Minuscule sur la carte du monde. Imperceptible carrefour de mes routes d’errance. Je l’ai achetée voici près de trente ans, quand elle n’était qu’une ruine et moi un jeune paléontologue qui rêvait d’avoir sous ses pieds un sol se souvenant encore du pas des hommes préhistoriques. A mes retours de campagne de fouille, dès que j’aperçois au détour du chemin son pignon croulant sous les fleurs de bignone, je revis.

   Cette fois, je revenais d’un séjour de six mois en Oregon où j’avais été appelé par Denis Jenkins pour examiner les coprolithes qu’il avait trouvés dans les grottes de Paisley. Ma qualité de paléogénéticien et de palynologue m’a permis d’expertiser ces excréments fossilisés vieux de 14000 ans, aidé en cela par Eske Willerslev du Center of Ancient Génétic de Copenhague. Formidable ! L’analyse des fragments d’ADN de ces coprolithes prouve qu’ils sont d’origine humaine. Mais, cerise sur le gâteau, nous avons démontré aussi que cet ADN humain était apparenté à celui de certaines populations sibériennes. Ainsi, nous avions la preuve que le peuplement de l’Amérique s’était faite par des chasseurs nomades d’origine asiatique venus par le détroit de Béring !

   Fier de ce travail, j’avais décidé de prendre des vacances bien méritées. La canicule, cet été là, me fit apprécier la fraîcheur de mon havre aux murs épais. A peine arrivé, j’ai quitté mon costume civilisé, sauté dans mon maillot de bain, enfilé un tee-shirt et couru vers les rives ombreuses du Lot.

   La plage de galets était occupée par une dizaine de familles. J’ai étalé ma serviette sous les chênes verts et deux minutes plus tard je nageais. Une habitude quotidienne. Deux kilomètres crawlés à contre courant avant de redescendre à la paresseuse en contemplant les rives boisées et les falaises calcaires.

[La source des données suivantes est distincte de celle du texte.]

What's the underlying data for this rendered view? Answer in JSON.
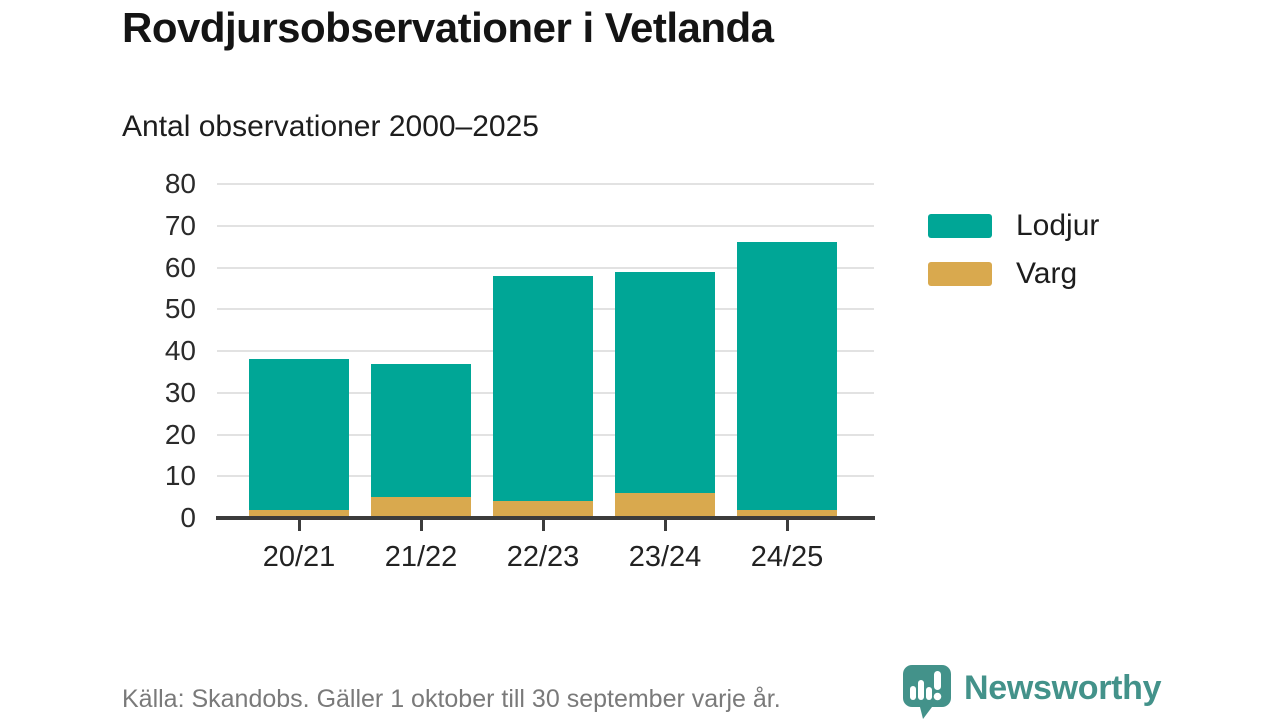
{
  "title": "Rovdjursobservationer i Vetlanda",
  "subtitle": "Antal observationer 2000–2025",
  "footer": {
    "source": "Källa: Skandobs. Gäller 1 oktober till 30 september varje år."
  },
  "brand": {
    "name": "Newsworthy",
    "color": "#43928A"
  },
  "colors": {
    "lodjur": "#00A696",
    "varg": "#D9A94E",
    "gridline": "#e2e2e2",
    "axis": "#3c3c3c",
    "text": "#1d1d1d",
    "muted_text": "#7a7a7a"
  },
  "legend": [
    {
      "label": "Lodjur",
      "color": "#00A696"
    },
    {
      "label": "Varg",
      "color": "#D9A94E"
    }
  ],
  "chart_data": {
    "type": "bar",
    "stacked": true,
    "title": "Rovdjursobservationer i Vetlanda",
    "subtitle": "Antal observationer 2000–2025",
    "categories": [
      "20/21",
      "21/22",
      "22/23",
      "23/24",
      "24/25"
    ],
    "series": [
      {
        "name": "Lodjur",
        "color": "#00A696",
        "values": [
          36,
          32,
          54,
          53,
          64
        ]
      },
      {
        "name": "Varg",
        "color": "#D9A94E",
        "values": [
          2,
          5,
          4,
          6,
          2
        ]
      }
    ],
    "totals": [
      38,
      37,
      58,
      59,
      66
    ],
    "xlabel": "",
    "ylabel": "",
    "ylim": [
      0,
      80
    ],
    "yticks": [
      0,
      10,
      20,
      30,
      40,
      50,
      60,
      70,
      80
    ],
    "grid": true,
    "legend_position": "right"
  }
}
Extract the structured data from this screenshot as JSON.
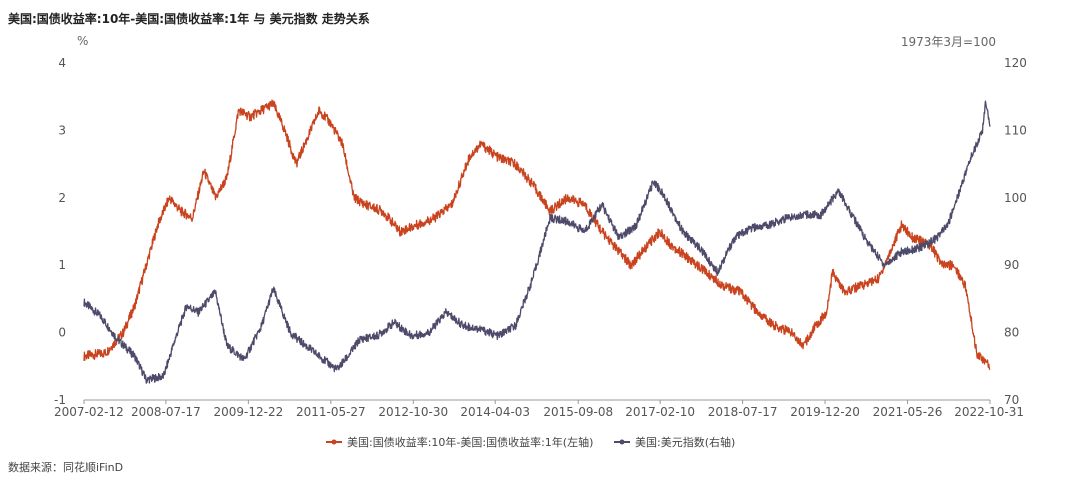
{
  "title": "美国:国债收益率:10年-美国:国债收益率:1年 与 美元指数 走势关系",
  "source": "数据来源：同花顺iFinD",
  "chart_data": {
    "type": "line",
    "left_axis": {
      "unit_label": "%",
      "range": [
        -1,
        4
      ],
      "ticks": [
        "4",
        "3",
        "2",
        "1",
        "0",
        "-1"
      ]
    },
    "right_axis": {
      "unit_label": "1973年3月=100",
      "range": [
        70,
        120
      ],
      "ticks": [
        "120",
        "110",
        "100",
        "90",
        "80",
        "70"
      ]
    },
    "x_axis": {
      "range_years": [
        2007.12,
        2022.83
      ],
      "ticks": [
        {
          "label": "2007-02-12",
          "t": 2007.12
        },
        {
          "label": "2008-07-17",
          "t": 2008.54
        },
        {
          "label": "2009-12-22",
          "t": 2009.97
        },
        {
          "label": "2011-05-27",
          "t": 2011.4
        },
        {
          "label": "2012-10-30",
          "t": 2012.83
        },
        {
          "label": "2014-04-03",
          "t": 2014.25
        },
        {
          "label": "2015-09-08",
          "t": 2015.69
        },
        {
          "label": "2017-02-10",
          "t": 2017.11
        },
        {
          "label": "2018-07-17",
          "t": 2018.54
        },
        {
          "label": "2019-12-20",
          "t": 2019.97
        },
        {
          "label": "2021-05-26",
          "t": 2021.4
        },
        {
          "label": "2022-10-31",
          "t": 2022.83
        }
      ]
    },
    "series": [
      {
        "name": "美国:国债收益率:10年-美国:国债收益率:1年(左轴)",
        "axis": "left",
        "color": "#c9431e",
        "points": [
          [
            2007.12,
            -0.35
          ],
          [
            2007.5,
            -0.3
          ],
          [
            2007.8,
            0.0
          ],
          [
            2008.0,
            0.4
          ],
          [
            2008.2,
            1.0
          ],
          [
            2008.4,
            1.6
          ],
          [
            2008.6,
            2.0
          ],
          [
            2008.8,
            1.8
          ],
          [
            2009.0,
            1.7
          ],
          [
            2009.2,
            2.4
          ],
          [
            2009.4,
            2.0
          ],
          [
            2009.6,
            2.3
          ],
          [
            2009.8,
            3.3
          ],
          [
            2010.0,
            3.2
          ],
          [
            2010.2,
            3.3
          ],
          [
            2010.4,
            3.4
          ],
          [
            2010.6,
            3.0
          ],
          [
            2010.8,
            2.5
          ],
          [
            2011.0,
            2.9
          ],
          [
            2011.2,
            3.3
          ],
          [
            2011.4,
            3.1
          ],
          [
            2011.6,
            2.8
          ],
          [
            2011.8,
            2.0
          ],
          [
            2012.0,
            1.9
          ],
          [
            2012.3,
            1.8
          ],
          [
            2012.6,
            1.5
          ],
          [
            2012.9,
            1.6
          ],
          [
            2013.2,
            1.7
          ],
          [
            2013.5,
            1.9
          ],
          [
            2013.8,
            2.6
          ],
          [
            2014.0,
            2.8
          ],
          [
            2014.3,
            2.6
          ],
          [
            2014.6,
            2.5
          ],
          [
            2014.9,
            2.2
          ],
          [
            2015.2,
            1.8
          ],
          [
            2015.5,
            2.0
          ],
          [
            2015.8,
            1.9
          ],
          [
            2016.1,
            1.5
          ],
          [
            2016.4,
            1.2
          ],
          [
            2016.6,
            1.0
          ],
          [
            2016.9,
            1.3
          ],
          [
            2017.1,
            1.5
          ],
          [
            2017.3,
            1.3
          ],
          [
            2017.6,
            1.1
          ],
          [
            2017.9,
            0.9
          ],
          [
            2018.2,
            0.7
          ],
          [
            2018.5,
            0.6
          ],
          [
            2018.8,
            0.3
          ],
          [
            2019.1,
            0.1
          ],
          [
            2019.4,
            0.0
          ],
          [
            2019.6,
            -0.2
          ],
          [
            2019.8,
            0.1
          ],
          [
            2020.0,
            0.3
          ],
          [
            2020.1,
            0.9
          ],
          [
            2020.3,
            0.6
          ],
          [
            2020.6,
            0.7
          ],
          [
            2020.9,
            0.8
          ],
          [
            2021.1,
            1.2
          ],
          [
            2021.3,
            1.6
          ],
          [
            2021.5,
            1.4
          ],
          [
            2021.8,
            1.3
          ],
          [
            2022.0,
            1.0
          ],
          [
            2022.2,
            1.0
          ],
          [
            2022.4,
            0.7
          ],
          [
            2022.5,
            0.2
          ],
          [
            2022.6,
            -0.3
          ],
          [
            2022.7,
            -0.4
          ],
          [
            2022.83,
            -0.5
          ]
        ]
      },
      {
        "name": "美国:美元指数(右轴)",
        "axis": "right",
        "color": "#4d4a6a",
        "points": [
          [
            2007.12,
            84.5
          ],
          [
            2007.4,
            82.5
          ],
          [
            2007.7,
            79.0
          ],
          [
            2008.0,
            76.5
          ],
          [
            2008.2,
            73.0
          ],
          [
            2008.5,
            73.5
          ],
          [
            2008.7,
            79.0
          ],
          [
            2008.9,
            84.0
          ],
          [
            2009.1,
            83.0
          ],
          [
            2009.4,
            86.0
          ],
          [
            2009.6,
            78.0
          ],
          [
            2009.9,
            76.0
          ],
          [
            2010.2,
            81.0
          ],
          [
            2010.4,
            86.5
          ],
          [
            2010.7,
            80.0
          ],
          [
            2010.9,
            78.5
          ],
          [
            2011.2,
            76.5
          ],
          [
            2011.5,
            74.5
          ],
          [
            2011.7,
            76.5
          ],
          [
            2011.9,
            79.0
          ],
          [
            2012.2,
            79.5
          ],
          [
            2012.5,
            81.5
          ],
          [
            2012.8,
            79.5
          ],
          [
            2013.1,
            80.0
          ],
          [
            2013.4,
            83.0
          ],
          [
            2013.7,
            81.0
          ],
          [
            2014.0,
            80.5
          ],
          [
            2014.3,
            79.5
          ],
          [
            2014.6,
            81.0
          ],
          [
            2014.9,
            88.0
          ],
          [
            2015.2,
            97.0
          ],
          [
            2015.5,
            96.5
          ],
          [
            2015.8,
            95.0
          ],
          [
            2016.1,
            99.0
          ],
          [
            2016.4,
            94.0
          ],
          [
            2016.7,
            96.0
          ],
          [
            2017.0,
            102.5
          ],
          [
            2017.2,
            100.0
          ],
          [
            2017.5,
            95.0
          ],
          [
            2017.8,
            92.5
          ],
          [
            2018.1,
            89.0
          ],
          [
            2018.4,
            94.0
          ],
          [
            2018.7,
            95.5
          ],
          [
            2019.0,
            96.0
          ],
          [
            2019.3,
            97.0
          ],
          [
            2019.6,
            97.5
          ],
          [
            2019.9,
            97.5
          ],
          [
            2020.2,
            101.0
          ],
          [
            2020.4,
            98.0
          ],
          [
            2020.7,
            93.5
          ],
          [
            2021.0,
            90.0
          ],
          [
            2021.3,
            92.0
          ],
          [
            2021.6,
            92.5
          ],
          [
            2021.9,
            94.0
          ],
          [
            2022.1,
            96.0
          ],
          [
            2022.3,
            101.0
          ],
          [
            2022.5,
            106.0
          ],
          [
            2022.7,
            110.0
          ],
          [
            2022.75,
            114.0
          ],
          [
            2022.83,
            111.0
          ]
        ]
      }
    ]
  }
}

   Je faisais la planche à proximité de la plage quand un vrombissement me chatouilla les oreilles. Un éclat lumineux jaillit à deux mètres de ma tête, suivi par un chapelet d’autres éclairs. En me retournant, j’aperçu deux enfants qui lançaient des galets. Concours de ricochet ! J’ai levé le bras, les gosses m’ont vu et sont restés les bras ballants.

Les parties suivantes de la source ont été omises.